# On normal numbers and e

Posted by Jason Polak on 30. January 2018 · Write a comment · Categories: number-theory · Tags: ,
A real number is simply normal in base $b$ if the frequency of each base $b$ digit in the first $n$ digits tends to a limit as $n$ goes to infinity, and each of these limits is the same.

In other words, a real number is simply normal in base $b$ if each digit appears with equal frequency. It may not be the case of course that the frequency is well-defined: as you keep computing more and more decimal digits of a number, the frequency of any given digit could keep oscillating.

A real number is normal in base $b$ if the frequency of each length $k$ string of numbers exists and is equal to $1/b^k$.

A rational number can be simply normal in some base. For example, 0.12345678901234567890…. is simply normal in base ten. Rational numbers can’t be normal, since their decimals repeat. Irrational numbers can be normal, and in fact almost every number is normal in the sense of the Lebesgue measure. Champernowne proved that the number

0.123456789101121314…

is normal to every base.
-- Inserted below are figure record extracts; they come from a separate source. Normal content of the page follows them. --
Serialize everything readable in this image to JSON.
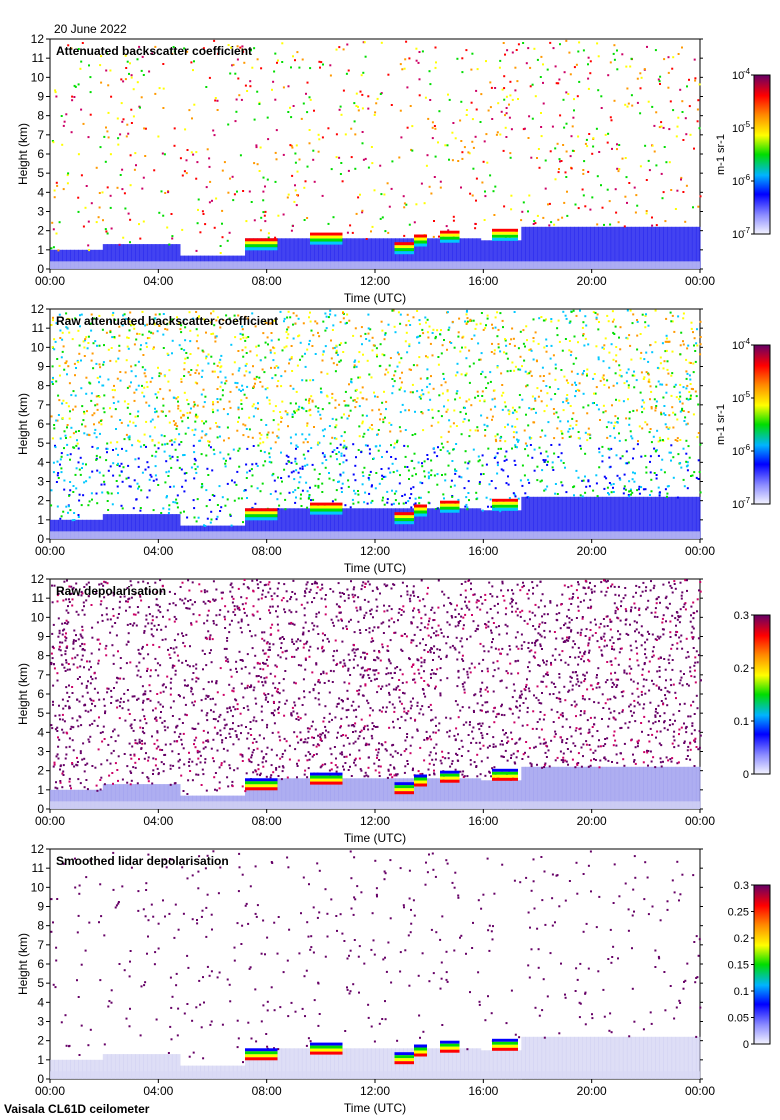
{
  "date_label": "20 June 2022",
  "footer": "Vaisala CL61D ceilometer",
  "colors": {
    "low": "#d8d8f5",
    "blue": "#0000ff",
    "cyan": "#00c8ff",
    "green": "#00dd00",
    "yellow": "#ffff00",
    "orange": "#ff9900",
    "red": "#ff0000",
    "magenta": "#cc0066",
    "purple": "#660066"
  },
  "chart_data": [
    {
      "type": "heatmap",
      "title": "Attenuated backscatter coefficient",
      "xlabel": "Time (UTC)",
      "ylabel": "Height (km)",
      "x_ticks": [
        "00:00",
        "04:00",
        "08:00",
        "12:00",
        "16:00",
        "20:00",
        "00:00"
      ],
      "y_ticks": [
        "0",
        "1",
        "2",
        "3",
        "4",
        "5",
        "6",
        "7",
        "8",
        "9",
        "10",
        "11",
        "12"
      ],
      "ylim": [
        0,
        12
      ],
      "colorbar": {
        "scale": "log",
        "unit": "m-1 sr-1",
        "tick_labels": [
          {
            "base": "10",
            "exp": "-4"
          },
          {
            "base": "10",
            "exp": "-5"
          },
          {
            "base": "10",
            "exp": "-6"
          },
          {
            "base": "10",
            "exp": "-7"
          }
        ]
      }
    },
    {
      "type": "heatmap",
      "title": "Raw attenuated backscatter coefficient",
      "xlabel": "Time (UTC)",
      "ylabel": "Height (km)",
      "x_ticks": [
        "00:00",
        "04:00",
        "08:00",
        "12:00",
        "16:00",
        "20:00",
        "00:00"
      ],
      "y_ticks": [
        "0",
        "1",
        "2",
        "3",
        "4",
        "5",
        "6",
        "7",
        "8",
        "9",
        "10",
        "11",
        "12"
      ],
      "ylim": [
        0,
        12
      ],
      "colorbar": {
        "scale": "log",
        "unit": "m-1 sr-1",
        "tick_labels": [
          {
            "base": "10",
            "exp": "-4"
          },
          {
            "base": "10",
            "exp": "-5"
          },
          {
            "base": "10",
            "exp": "-6"
          },
          {
            "base": "10",
            "exp": "-7"
          }
        ]
      }
    },
    {
      "type": "heatmap",
      "title": "Raw depolarisation",
      "xlabel": "Time (UTC)",
      "ylabel": "Height (km)",
      "x_ticks": [
        "00:00",
        "04:00",
        "08:00",
        "12:00",
        "16:00",
        "20:00",
        "00:00"
      ],
      "y_ticks": [
        "0",
        "1",
        "2",
        "3",
        "4",
        "5",
        "6",
        "7",
        "8",
        "9",
        "10",
        "11",
        "12"
      ],
      "ylim": [
        0,
        12
      ],
      "colorbar": {
        "scale": "linear",
        "range": [
          0,
          0.3
        ],
        "tick_labels": [
          "0.3",
          "0.2",
          "0.1",
          "0"
        ]
      }
    },
    {
      "type": "heatmap",
      "title": "Smoothed lidar depolarisation",
      "xlabel": "Time (UTC)",
      "ylabel": "Height (km)",
      "x_ticks": [
        "00:00",
        "04:00",
        "08:00",
        "12:00",
        "16:00",
        "20:00",
        "00:00"
      ],
      "y_ticks": [
        "0",
        "1",
        "2",
        "3",
        "4",
        "5",
        "6",
        "7",
        "8",
        "9",
        "10",
        "11",
        "12"
      ],
      "ylim": [
        0,
        12
      ],
      "colorbar": {
        "scale": "linear",
        "range": [
          0,
          0.3
        ],
        "tick_labels": [
          "0.3",
          "0.25",
          "0.2",
          "0.15",
          "0.1",
          "0.05",
          "0"
        ]
      }
    }
  ]
}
Mathematicians believe that $e$ and $\pi$ are normal but no one has ever proved it, or found a proof that they are not normal. It’s tempting to look at some numerical evidence. For example, here are the frequencies of the digits in the first 301029 decimal digits of $e$:

 0 30057 1 30283 2 29785 3 30316 4 30206 5 30044 6 30375 7 30065 8 30055 9 29843

Counting these took about 2.4 seconds. Looks like the digit ‘6’ occurs the most often, whereas ‘2’ occurs the least often. Is this about what we’d expect? Here’s the result of a $\chi^2$-test for goodness of fit, the null hypothesis being that the probability of each digit is the same:

X-squared = 11.309, df = 9, p-value = 0.2551

Looks like there’s no reason to be alarmed. Of course, since the normality and simple normality of a number depends only on the “tail” of its expansion, just testing a finite number of digits can be misleading. The rational number defined by the first 301029 digits of $e$ is not normal or simply normal.

The frequencies for all two digit combinations starts off like this:

 00 2957 01 3035 02 3040 03 2978

You probably don’t want to look at the other 96 frequencies. But a $\chi^2$-test reveals the following:

X-squared = 108.06, df = 99, p-value = 0.2506

Although this is rather convincing that $e$ is normal, none of this proves anything. If it is, you’d expect 12345 to occur about three times in the first 301029 digits. In fact it does, the first time starting at the 166412th digit. The sequence 99999 only occurs once, starting at the 290471st digit. Even though the odds are against it, the starting six digit sequence 271828 actually does occur once, at the 252474th digit. Maybe that will help you memorise $e$?